I coughed to compose myself and to get back my rationality. "Who's this?" I answered his question with a question, using the voice I usually used to my patients. I held my left chest using my right hand,and I inhaled deeply to erase what my heart is beating. I just wish that this person isn't the one I'm thinking he is.
Well what if...this person is him,Aly? What would you do? End the call and ignore him? Like a scared kitten? You're such a darn coward. You don't even know if he still remembered you.
My cracking conscience just won't shut up.
Well what if he still remembered my words and creepy confession? I'm just 16 years old and idiot back then. I've been driven by my silly and naive thoughts.
Then act like you didn't remember saying those cringy words. Play like it's nothing,and isn't big deal for you. That's the only solution. And what,Aly? Do you still have a thing for that guy?
Hell,no. It's been a freaking fifteen years I didn't saw him,why would I have still an infatuation for that guy? And seriously, I bet he's married and not single. And even if he's not married and single,I'm not interested on flirting with him. I can't even recall his name from my memory anymore,so that's it.
I'm not interested, period.
"Hello? Ms.Genova,are you still there?Hello?" I almost forgot that I am talking to someone. But damn,his voice is just so cold and deep--in short very seductive. It's like hearing his voice can make me strip my clothes anytime. And that's absolutely a rated red flag for me. I should probably hinder this lustful desire. I may be a single my whole life,but I'm not innocent.
"Y-yes? W-who's this?" Darn it. I stuttered twice.
"I'm Ryledon Sederick Morgan,cousin of Viern Dominique Morgan,your friend. For some reason,she can't pick you up at the Airport. Viern also told me that she can't accompany you,during your vacation in Sarangani."
W-what?! R-Ryledon?! Ryledon S-Sederick Morgan?!
I thought I didn't remembered his name.
But now,I just did.
What a son of a worm and my intuition is right! Yeah I know I could do this. I could face him. It happened fifteen years ago,and it isn't a big deal to me or to him. I could just simply use my best acting skills and just act simply that I dont give a F on him.
"Why? Where is she? Does something bad happen to her?" I asked calmly.
"Nothing bad happened to her. She's just somewhere far away." He answered and I can vividly heard his amuse voice. Woah. What's amusing to my question? I have a feeling that I should book a ticket right now,and just go back to Manila. My gut is telling me to refrain from meeting Ryle, because I might fall from a deep ocean. And there's a possibility that I might drown.
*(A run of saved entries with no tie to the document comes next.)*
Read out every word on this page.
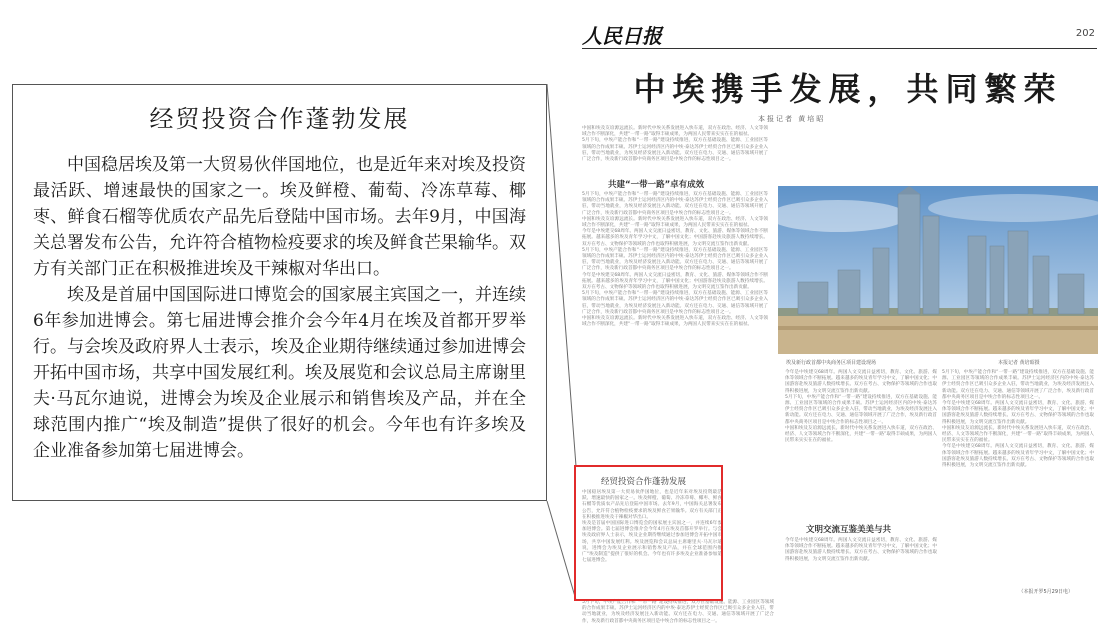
经贸投资合作蓬勃发展

中国稳居埃及第一大贸易伙伴国地位，也是近年来对埃及投资最活跃、增速最快的国家之一。埃及鲜橙、葡萄、冷冻草莓、椰枣、鲜食石榴等优质农产品先后登陆中国市场。去年9月，中国海关总署发布公告，允许符合植物检疫要求的埃及鲜食芒果输华。双方有关部门正在积极推进埃及干辣椒对华出口。

埃及是首届中国国际进口博览会的国家展主宾国之一，并连续6年参加进博会。第七届进博会推介会今年4月在埃及首都开罗举行。与会埃及政府界人士表示，埃及企业期待继续通过参加进博会开拓中国市场，共享中国发展红利。埃及展览和会议总局主席谢里夫·马瓦尔迪说，进博会为埃及企业展示和销售埃及产品，并在全球范围内推广“埃及制造”提供了很好的机会。今年也有许多埃及企业准备参加第七届进博会。

人民日报	202
中埃携手发展，共同繁荣
本报记者 黄培昭
中国和埃及友谊源远流长。新时代中埃关系发展进入快车道，双方在政治、经济、人文等领域合作不断深化，共建“一带一路”取得丰硕成果，为两国人民带来实实在在的福祉。
5月下旬，中埃产能合作和“一带一路”建设持续推进，双方在基础设施、能源、工业园区等领域的合作成果丰硕。苏伊士运河经济区内的中埃·泰达苏伊士经贸合作区已吸引众多企业入驻，带动当地就业，为埃及经济发展注入新动能。双方还在电力、交通、通信等领域开展了广泛合作，埃及新行政首都中央商务区项目是中埃合作的标志性项目之一。
共建“一带一路”卓有成效
5月下旬，中埃产能合作和“一带一路”建设持续推进，双方在基础设施、能源、工业园区等领域的合作成果丰硕。苏伊士运河经济区内的中埃·泰达苏伊士经贸合作区已吸引众多企业入驻，带动当地就业，为埃及经济发展注入新动能。双方还在电力、交通、通信等领域开展了广泛合作，埃及新行政首都中央商务区项目是中埃合作的标志性项目之一。
中国和埃及友谊源远流长。新时代中埃关系发展进入快车道，双方在政治、经济、人文等领域合作不断深化，共建“一带一路”取得丰硕成果，为两国人民带来实实在在的福祉。
今年是中埃建交68周年。两国人文交流日益密切，教育、文化、旅游、媒体等领域合作不断拓展。越来越多的埃及青年学习中文，了解中国文化；中国游客赴埃及旅游人数持续增长。双方在考古、文物保护等领域的合作也取得积极进展，为文明交流互鉴作出新贡献。
5月下旬，中埃产能合作和“一带一路”建设持续推进，双方在基础设施、能源、工业园区等领域的合作成果丰硕。苏伊士运河经济区内的中埃·泰达苏伊士经贸合作区已吸引众多企业入驻，带动当地就业，为埃及经济发展注入新动能。双方还在电力、交通、通信等领域开展了广泛合作，埃及新行政首都中央商务区项目是中埃合作的标志性项目之一。
今年是中埃建交68周年。两国人文交流日益密切，教育、文化、旅游、媒体等领域合作不断拓展。越来越多的埃及青年学习中文，了解中国文化；中国游客赴埃及旅游人数持续增长。双方在考古、文物保护等领域的合作也取得积极进展，为文明交流互鉴作出新贡献。
5月下旬，中埃产能合作和“一带一路”建设持续推进，双方在基础设施、能源、工业园区等领域的合作成果丰硕。苏伊士运河经济区内的中埃·泰达苏伊士经贸合作区已吸引众多企业入驻，带动当地就业，为埃及经济发展注入新动能。双方还在电力、交通、通信等领域开展了广泛合作，埃及新行政首都中央商务区项目是中埃合作的标志性项目之一。
中国和埃及友谊源远流长。新时代中埃关系发展进入快车道，双方在政治、经济、人文等领域合作不断深化，共建“一带一路”取得丰硕成果，为两国人民带来实实在在的福祉。
埃及新行政首都中央商务区项目建设现场	本报记者 黄培昭摄
今年是中埃建交68周年。两国人文交流日益密切，教育、文化、旅游、媒体等领域合作不断拓展。越来越多的埃及青年学习中文，了解中国文化；中国游客赴埃及旅游人数持续增长。双方在考古、文物保护等领域的合作也取得积极进展，为文明交流互鉴作出新贡献。
5月下旬，中埃产能合作和“一带一路”建设持续推进，双方在基础设施、能源、工业园区等领域的合作成果丰硕。苏伊士运河经济区内的中埃·泰达苏伊士经贸合作区已吸引众多企业入驻，带动当地就业，为埃及经济发展注入新动能。双方还在电力、交通、通信等领域开展了广泛合作，埃及新行政首都中央商务区项目是中埃合作的标志性项目之一。
中国和埃及友谊源远流长。新时代中埃关系发展进入快车道，双方在政治、经济、人文等领域合作不断深化，共建“一带一路”取得丰硕成果，为两国人民带来实实在在的福祉。
文明交流互鉴美美与共
今年是中埃建交68周年。两国人文交流日益密切，教育、文化、旅游、媒体等领域合作不断拓展。越来越多的埃及青年学习中文，了解中国文化；中国游客赴埃及旅游人数持续增长。双方在考古、文物保护等领域的合作也取得积极进展，为文明交流互鉴作出新贡献。
5月下旬，中埃产能合作和“一带一路”建设持续推进，双方在基础设施、能源、工业园区等领域的合作成果丰硕。苏伊士运河经济区内的中埃·泰达苏伊士经贸合作区已吸引众多企业入驻，带动当地就业，为埃及经济发展注入新动能。双方还在电力、交通、通信等领域开展了广泛合作，埃及新行政首都中央商务区项目是中埃合作的标志性项目之一。
今年是中埃建交68周年。两国人文交流日益密切，教育、文化、旅游、媒体等领域合作不断拓展。越来越多的埃及青年学习中文，了解中国文化；中国游客赴埃及旅游人数持续增长。双方在考古、文物保护等领域的合作也取得积极进展，为文明交流互鉴作出新贡献。
中国和埃及友谊源远流长。新时代中埃关系发展进入快车道，双方在政治、经济、人文等领域合作不断深化，共建“一带一路”取得丰硕成果，为两国人民带来实实在在的福祉。
今年是中埃建交68周年。两国人文交流日益密切，教育、文化、旅游、媒体等领域合作不断拓展。越来越多的埃及青年学习中文，了解中国文化；中国游客赴埃及旅游人数持续增长。双方在考古、文物保护等领域的合作也取得积极进展，为文明交流互鉴作出新贡献。
中国稳居埃及第一大贸易伙伴国地位，也是近年来对埃及投资最活跃、增速最快的国家之一。埃及鲜橙、葡萄、冷冻草莓、椰枣、鲜食石榴等优质农产品先后登陆中国市场。去年9月，中国海关总署发布公告，允许符合植物检疫要求的埃及鲜食芒果输华。双方有关部门正在积极推进埃及干辣椒对华出口。
埃及是首届中国国际进口博览会的国家展主宾国之一，并连续6年参加进博会。第七届进博会推介会今年4月在埃及首都开罗举行。与会埃及政府界人士表示，埃及企业期待继续通过参加进博会开拓中国市场，共享中国发展红利。埃及展览和会议总局主席谢里夫·马瓦尔迪说，进博会为埃及企业展示和销售埃及产品，并在全球范围内推广“埃及制造”提供了很好的机会。今年也有许多埃及企业准备参加第七届进博会。
5月下旬，中埃产能合作和“一带一路”建设持续推进，双方在基础设施、能源、工业园区等领域的合作成果丰硕。苏伊士运河经济区内的中埃·泰达苏伊士经贸合作区已吸引众多企业入驻，带动当地就业，为埃及经济发展注入新动能。双方还在电力、交通、通信等领域开展了广泛合作，埃及新行政首都中央商务区项目是中埃合作的标志性项目之一。
（本报开罗5月29日电）
经贸投资合作蓬勃发展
I trust my intuitions. Maybe I could take my vacation next time?
"There's one more thing Viern told me..."
Before I could even ask him what is it,he ended the call. "What is he up to? Hanging words,so that I would predict what he's going to spit? Tss." I shrugged and face the chauffeur of the taxi.
"Someone's going to pick me here,sir. Thank you,and I'm sorry for the inconvenience I've caused." I smiled to the chauffeur to exploit my sincerity. And after that,he just nodded and proceeded to find other customers.
I sighed. Maybe I could take my beloved vacation next time. There's a saying that if your voyage isn't good from the start,just go home to avoid any unexpected circumstances.
So I booked another flight,all I have to do is to wait for five hours. Five hours won't hurt,right? I'm at the waiting area,sitting and massaging the bridge of my narrow nose. Is there anything else,destiny? Yeah I know,I'm such a bad luck. I'm so disappointed but I'm not mad at Viern. She has her own life to take care too,and she even asked Ryle a favor--to pick me here. It's my own issue and problem that my vacation is not going to happen. I just couldn't bring myself to meet Ryle. It happened fifteen years ago,and I admitted to myself that I'm still embarrassed about what I did.
My conscience is right,yes. I could simply pretend that I don't remember that ridiculous confession. But I just can't bring myself to do that. I can't even imagine Ryledon's reaction,when he saw and read my cringed confession.
Destiny sucks and I'm such a coward.